Within 74 days, the new Z-100, programmed by Shannon and led by his daily Z Morning Zoo show, had become the top-rated station in New York. Just as important, Shannon and his zoo crew were even beating Don Imus, who was until then the regular number one morning DJ in New York.

It was the height of Top 40 radio, the era of mass fandom for pop hits, and morning zoo radio brought the same shiny, pop sensibility to morning talk. Shannon's secret, according to a definitive 1984 profile in New York magazine (written by Tony Schwartz, who — small world! — would go on to ghostwrite Donald Trump's The Art of the Deal and later become a prominent Trump critic), was simple and twofold: give the audience what they want, and make the promotion part of the show. In that sense, he was presaging a lot of what would come later: reality television, self-aware media, even social media influencers.

The success of Shannon's Z Morning Zoo led to rapid expansion of the format as it was replicated across the country. WMMS in Cleveland, an influential station that shared ownership with Z-100, was an early adopter, grafting the new format onto an existing morning show pair and calling it Buzzard Morning Zoo. (In 1986, Arista Records released an album of Buzzard Morning Zoo parodies and comic bits.) Through the mid-1980s, other morning zoos launched in Houston and Boston; San Francisco and San Diego; Richmond and Norfolk, Virginia, and Dayton and Cincinnati, Ohio. The Q Morning Zoo in Tampa kept going strong. There were even morning zoo shows in Canada, Great Britain, and Australia.

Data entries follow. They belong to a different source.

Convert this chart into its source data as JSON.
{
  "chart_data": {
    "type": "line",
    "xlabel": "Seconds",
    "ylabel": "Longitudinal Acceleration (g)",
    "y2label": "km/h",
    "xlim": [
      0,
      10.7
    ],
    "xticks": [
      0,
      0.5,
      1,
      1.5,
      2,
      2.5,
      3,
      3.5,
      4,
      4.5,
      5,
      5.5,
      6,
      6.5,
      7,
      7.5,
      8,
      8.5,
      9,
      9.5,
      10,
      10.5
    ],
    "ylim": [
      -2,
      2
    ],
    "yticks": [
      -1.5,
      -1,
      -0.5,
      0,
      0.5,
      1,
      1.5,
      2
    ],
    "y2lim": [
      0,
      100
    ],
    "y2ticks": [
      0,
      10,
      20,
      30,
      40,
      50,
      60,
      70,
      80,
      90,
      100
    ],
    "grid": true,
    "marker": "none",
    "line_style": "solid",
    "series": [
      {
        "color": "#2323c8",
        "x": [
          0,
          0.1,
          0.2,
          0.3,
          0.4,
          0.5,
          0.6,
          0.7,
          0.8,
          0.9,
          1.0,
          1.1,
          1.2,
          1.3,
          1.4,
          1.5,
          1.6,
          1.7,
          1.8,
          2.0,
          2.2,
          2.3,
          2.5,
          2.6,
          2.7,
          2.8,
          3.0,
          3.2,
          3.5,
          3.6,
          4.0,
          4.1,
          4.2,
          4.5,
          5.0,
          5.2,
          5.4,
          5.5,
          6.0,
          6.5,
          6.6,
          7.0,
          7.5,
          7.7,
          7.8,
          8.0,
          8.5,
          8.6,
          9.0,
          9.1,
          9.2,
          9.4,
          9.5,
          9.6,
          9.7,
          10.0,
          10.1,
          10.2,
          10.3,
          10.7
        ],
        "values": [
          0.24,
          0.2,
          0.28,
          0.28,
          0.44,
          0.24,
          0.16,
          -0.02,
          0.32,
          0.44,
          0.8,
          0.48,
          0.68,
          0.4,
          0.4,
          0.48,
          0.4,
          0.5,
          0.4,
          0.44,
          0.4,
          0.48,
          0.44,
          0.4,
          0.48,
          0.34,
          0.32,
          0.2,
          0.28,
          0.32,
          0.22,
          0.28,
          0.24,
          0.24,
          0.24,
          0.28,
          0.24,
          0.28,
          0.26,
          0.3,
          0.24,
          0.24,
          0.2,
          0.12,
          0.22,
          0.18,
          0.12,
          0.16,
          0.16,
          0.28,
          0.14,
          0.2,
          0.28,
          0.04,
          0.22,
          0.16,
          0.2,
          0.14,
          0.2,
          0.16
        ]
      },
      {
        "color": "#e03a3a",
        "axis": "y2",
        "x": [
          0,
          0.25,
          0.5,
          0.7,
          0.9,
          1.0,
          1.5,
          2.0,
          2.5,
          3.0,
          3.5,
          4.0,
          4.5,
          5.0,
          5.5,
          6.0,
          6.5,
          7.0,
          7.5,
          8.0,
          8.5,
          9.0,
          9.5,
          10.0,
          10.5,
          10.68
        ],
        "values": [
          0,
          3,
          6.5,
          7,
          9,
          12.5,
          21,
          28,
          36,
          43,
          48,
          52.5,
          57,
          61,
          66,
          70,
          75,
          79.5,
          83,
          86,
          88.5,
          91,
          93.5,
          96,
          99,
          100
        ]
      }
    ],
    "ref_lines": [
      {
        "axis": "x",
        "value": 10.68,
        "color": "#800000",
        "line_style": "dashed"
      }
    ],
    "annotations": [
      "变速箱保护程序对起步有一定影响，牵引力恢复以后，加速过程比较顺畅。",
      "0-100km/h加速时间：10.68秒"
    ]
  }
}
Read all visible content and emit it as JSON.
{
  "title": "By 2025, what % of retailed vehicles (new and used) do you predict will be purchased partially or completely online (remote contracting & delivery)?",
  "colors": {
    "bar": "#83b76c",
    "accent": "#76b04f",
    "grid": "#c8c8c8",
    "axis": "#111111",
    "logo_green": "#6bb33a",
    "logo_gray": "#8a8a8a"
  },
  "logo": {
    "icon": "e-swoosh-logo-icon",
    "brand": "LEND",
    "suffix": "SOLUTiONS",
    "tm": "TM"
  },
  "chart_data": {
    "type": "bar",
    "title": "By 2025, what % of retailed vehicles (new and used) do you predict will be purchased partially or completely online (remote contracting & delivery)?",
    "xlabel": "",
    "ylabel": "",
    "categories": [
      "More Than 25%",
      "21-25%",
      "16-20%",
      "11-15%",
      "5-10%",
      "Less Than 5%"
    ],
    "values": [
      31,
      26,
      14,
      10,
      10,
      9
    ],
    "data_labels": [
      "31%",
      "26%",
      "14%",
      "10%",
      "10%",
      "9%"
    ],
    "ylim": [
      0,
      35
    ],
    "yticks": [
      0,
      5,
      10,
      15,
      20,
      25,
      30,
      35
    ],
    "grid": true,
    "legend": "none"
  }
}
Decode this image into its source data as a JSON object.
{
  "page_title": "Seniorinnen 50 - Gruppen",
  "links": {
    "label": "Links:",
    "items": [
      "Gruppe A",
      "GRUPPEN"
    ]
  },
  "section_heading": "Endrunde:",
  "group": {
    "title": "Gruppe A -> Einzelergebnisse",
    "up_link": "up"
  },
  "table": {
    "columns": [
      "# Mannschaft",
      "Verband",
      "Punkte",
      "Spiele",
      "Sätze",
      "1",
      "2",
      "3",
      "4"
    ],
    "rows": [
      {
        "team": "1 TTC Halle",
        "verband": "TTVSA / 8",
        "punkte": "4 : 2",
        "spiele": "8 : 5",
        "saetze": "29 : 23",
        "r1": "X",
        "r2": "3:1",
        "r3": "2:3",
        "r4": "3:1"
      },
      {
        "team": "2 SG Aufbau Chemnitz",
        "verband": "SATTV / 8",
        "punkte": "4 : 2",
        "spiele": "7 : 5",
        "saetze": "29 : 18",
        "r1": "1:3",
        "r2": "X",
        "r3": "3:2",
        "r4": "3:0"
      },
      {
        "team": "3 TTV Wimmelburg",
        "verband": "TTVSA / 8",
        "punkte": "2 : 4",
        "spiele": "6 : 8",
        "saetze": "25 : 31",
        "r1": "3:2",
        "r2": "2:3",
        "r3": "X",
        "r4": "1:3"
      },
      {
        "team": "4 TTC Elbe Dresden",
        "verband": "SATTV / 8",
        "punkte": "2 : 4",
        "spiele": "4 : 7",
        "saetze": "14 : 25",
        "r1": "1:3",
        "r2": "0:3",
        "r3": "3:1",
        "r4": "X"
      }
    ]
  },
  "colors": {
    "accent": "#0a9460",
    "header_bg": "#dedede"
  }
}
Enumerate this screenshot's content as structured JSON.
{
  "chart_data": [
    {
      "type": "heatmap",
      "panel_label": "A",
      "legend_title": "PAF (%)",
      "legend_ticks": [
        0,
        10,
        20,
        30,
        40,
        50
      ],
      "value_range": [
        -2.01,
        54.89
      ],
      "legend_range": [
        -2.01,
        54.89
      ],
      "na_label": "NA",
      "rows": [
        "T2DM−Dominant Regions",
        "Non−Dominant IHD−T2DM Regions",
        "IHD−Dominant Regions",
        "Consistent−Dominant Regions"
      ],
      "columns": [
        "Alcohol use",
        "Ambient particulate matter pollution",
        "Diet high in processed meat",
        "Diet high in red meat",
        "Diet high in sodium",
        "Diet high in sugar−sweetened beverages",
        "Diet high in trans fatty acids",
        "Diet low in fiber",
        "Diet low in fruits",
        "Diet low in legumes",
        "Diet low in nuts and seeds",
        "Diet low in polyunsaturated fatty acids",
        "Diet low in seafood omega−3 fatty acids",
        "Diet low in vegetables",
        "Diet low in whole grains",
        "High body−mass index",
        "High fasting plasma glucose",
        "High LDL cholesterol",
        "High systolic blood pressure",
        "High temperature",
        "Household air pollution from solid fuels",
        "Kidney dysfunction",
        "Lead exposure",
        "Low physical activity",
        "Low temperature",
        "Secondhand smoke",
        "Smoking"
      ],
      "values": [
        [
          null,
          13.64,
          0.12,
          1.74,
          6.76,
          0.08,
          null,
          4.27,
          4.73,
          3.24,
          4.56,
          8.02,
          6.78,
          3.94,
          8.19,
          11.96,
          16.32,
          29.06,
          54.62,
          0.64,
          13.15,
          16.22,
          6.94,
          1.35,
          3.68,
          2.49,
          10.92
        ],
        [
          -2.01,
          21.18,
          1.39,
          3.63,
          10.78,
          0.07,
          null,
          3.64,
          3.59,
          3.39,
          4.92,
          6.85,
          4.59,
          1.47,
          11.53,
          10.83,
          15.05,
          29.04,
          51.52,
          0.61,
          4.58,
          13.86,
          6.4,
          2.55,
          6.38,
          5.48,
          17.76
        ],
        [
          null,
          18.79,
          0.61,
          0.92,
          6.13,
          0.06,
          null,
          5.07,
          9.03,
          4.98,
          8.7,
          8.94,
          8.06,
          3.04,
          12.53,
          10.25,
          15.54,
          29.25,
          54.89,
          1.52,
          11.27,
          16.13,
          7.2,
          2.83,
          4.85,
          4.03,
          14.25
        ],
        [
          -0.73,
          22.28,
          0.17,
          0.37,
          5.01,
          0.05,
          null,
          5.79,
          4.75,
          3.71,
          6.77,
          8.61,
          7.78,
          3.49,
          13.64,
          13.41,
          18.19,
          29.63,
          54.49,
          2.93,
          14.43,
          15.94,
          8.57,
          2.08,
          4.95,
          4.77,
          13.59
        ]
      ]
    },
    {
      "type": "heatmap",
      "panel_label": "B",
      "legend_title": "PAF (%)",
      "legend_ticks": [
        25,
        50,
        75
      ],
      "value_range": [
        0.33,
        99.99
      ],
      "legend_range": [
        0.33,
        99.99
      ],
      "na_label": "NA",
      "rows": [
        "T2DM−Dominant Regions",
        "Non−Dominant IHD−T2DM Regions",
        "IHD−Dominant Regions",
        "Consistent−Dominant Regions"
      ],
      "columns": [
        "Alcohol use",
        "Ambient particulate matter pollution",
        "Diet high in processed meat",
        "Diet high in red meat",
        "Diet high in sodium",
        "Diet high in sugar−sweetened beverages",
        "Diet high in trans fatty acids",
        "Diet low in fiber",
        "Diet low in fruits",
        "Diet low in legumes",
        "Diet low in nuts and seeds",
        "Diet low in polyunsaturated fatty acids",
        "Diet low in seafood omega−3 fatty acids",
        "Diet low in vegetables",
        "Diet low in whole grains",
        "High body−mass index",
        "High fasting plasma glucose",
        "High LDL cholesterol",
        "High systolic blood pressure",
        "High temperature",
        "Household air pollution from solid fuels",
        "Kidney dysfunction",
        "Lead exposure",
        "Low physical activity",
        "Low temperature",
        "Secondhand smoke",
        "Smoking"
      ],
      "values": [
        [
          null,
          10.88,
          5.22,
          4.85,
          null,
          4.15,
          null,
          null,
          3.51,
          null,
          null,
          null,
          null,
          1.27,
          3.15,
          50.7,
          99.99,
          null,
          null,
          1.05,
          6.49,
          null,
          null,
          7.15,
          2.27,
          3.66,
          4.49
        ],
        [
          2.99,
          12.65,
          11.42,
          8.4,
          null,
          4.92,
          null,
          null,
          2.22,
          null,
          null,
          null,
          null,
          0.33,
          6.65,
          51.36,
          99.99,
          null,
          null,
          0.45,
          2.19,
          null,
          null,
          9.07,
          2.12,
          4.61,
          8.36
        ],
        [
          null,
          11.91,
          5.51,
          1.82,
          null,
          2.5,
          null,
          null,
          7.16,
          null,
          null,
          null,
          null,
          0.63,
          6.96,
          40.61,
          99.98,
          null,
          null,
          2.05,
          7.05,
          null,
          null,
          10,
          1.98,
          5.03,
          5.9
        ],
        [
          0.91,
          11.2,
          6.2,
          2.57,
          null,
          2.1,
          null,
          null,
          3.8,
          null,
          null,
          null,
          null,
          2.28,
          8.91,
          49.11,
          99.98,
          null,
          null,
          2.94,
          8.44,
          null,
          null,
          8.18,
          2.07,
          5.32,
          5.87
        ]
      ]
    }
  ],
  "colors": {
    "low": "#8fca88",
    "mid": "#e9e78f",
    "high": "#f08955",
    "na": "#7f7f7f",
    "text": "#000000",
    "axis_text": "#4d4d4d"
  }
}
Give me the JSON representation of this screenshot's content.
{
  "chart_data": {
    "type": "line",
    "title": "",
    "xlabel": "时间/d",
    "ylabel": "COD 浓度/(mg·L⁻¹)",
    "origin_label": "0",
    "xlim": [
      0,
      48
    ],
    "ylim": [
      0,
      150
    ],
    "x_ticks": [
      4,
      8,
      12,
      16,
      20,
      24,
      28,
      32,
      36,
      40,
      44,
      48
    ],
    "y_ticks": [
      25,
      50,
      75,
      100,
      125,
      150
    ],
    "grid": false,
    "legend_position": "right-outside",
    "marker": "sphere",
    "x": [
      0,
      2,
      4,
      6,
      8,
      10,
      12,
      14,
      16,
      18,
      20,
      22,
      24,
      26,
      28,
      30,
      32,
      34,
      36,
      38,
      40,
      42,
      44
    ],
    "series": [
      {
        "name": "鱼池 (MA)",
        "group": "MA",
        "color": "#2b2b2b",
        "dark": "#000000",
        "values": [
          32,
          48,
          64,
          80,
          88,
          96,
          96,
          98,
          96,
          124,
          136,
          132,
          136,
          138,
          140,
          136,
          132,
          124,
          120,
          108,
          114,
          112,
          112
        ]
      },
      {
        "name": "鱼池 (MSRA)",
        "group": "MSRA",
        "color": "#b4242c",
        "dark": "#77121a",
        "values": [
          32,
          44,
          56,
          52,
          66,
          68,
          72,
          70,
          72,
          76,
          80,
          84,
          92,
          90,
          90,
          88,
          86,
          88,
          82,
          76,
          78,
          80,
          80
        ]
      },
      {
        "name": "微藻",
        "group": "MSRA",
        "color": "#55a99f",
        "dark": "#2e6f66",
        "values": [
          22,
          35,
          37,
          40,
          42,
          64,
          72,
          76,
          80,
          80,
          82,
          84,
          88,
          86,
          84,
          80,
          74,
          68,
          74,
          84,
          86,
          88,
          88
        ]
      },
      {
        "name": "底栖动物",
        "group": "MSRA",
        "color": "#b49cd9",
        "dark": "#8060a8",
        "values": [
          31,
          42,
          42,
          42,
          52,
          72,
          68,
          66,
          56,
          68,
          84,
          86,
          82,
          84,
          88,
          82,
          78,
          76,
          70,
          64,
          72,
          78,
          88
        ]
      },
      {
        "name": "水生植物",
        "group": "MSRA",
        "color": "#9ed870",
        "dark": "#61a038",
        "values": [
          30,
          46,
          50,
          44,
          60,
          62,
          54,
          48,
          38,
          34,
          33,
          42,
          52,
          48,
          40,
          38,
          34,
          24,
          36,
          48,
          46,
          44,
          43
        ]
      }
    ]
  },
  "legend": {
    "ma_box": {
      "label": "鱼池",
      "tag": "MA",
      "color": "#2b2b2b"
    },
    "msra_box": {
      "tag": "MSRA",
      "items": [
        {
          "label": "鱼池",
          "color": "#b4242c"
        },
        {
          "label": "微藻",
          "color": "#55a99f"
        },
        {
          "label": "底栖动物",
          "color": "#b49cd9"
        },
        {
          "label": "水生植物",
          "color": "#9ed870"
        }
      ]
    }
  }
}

In 1989, Shannon headed west and launched what he called a "pirate radio" format on an L.A. station. Z Morning Zoo kept chugging along, just with different animals. Soon enough, Shannon was back in New York as a program director and morning host on WPLJ, Z-100's longtime Top 40 rival. Since 2014, he's been successfully hosting a chatty but not very zoo-y morning show on New York's WCBS-FM.

Over on Z-100, the show Shannon invented lives on, hosted since 1996 by Elvis Duran and filled with schtick, bits and song parodies. But it's not the Z Morning Zoo anymore. When Duran's show went national, Z-100 changed the name to avoid conflicts with other "Zoo"-branded shows in markets across the country. Today, it's simply Elvis Duran and the Morning Show.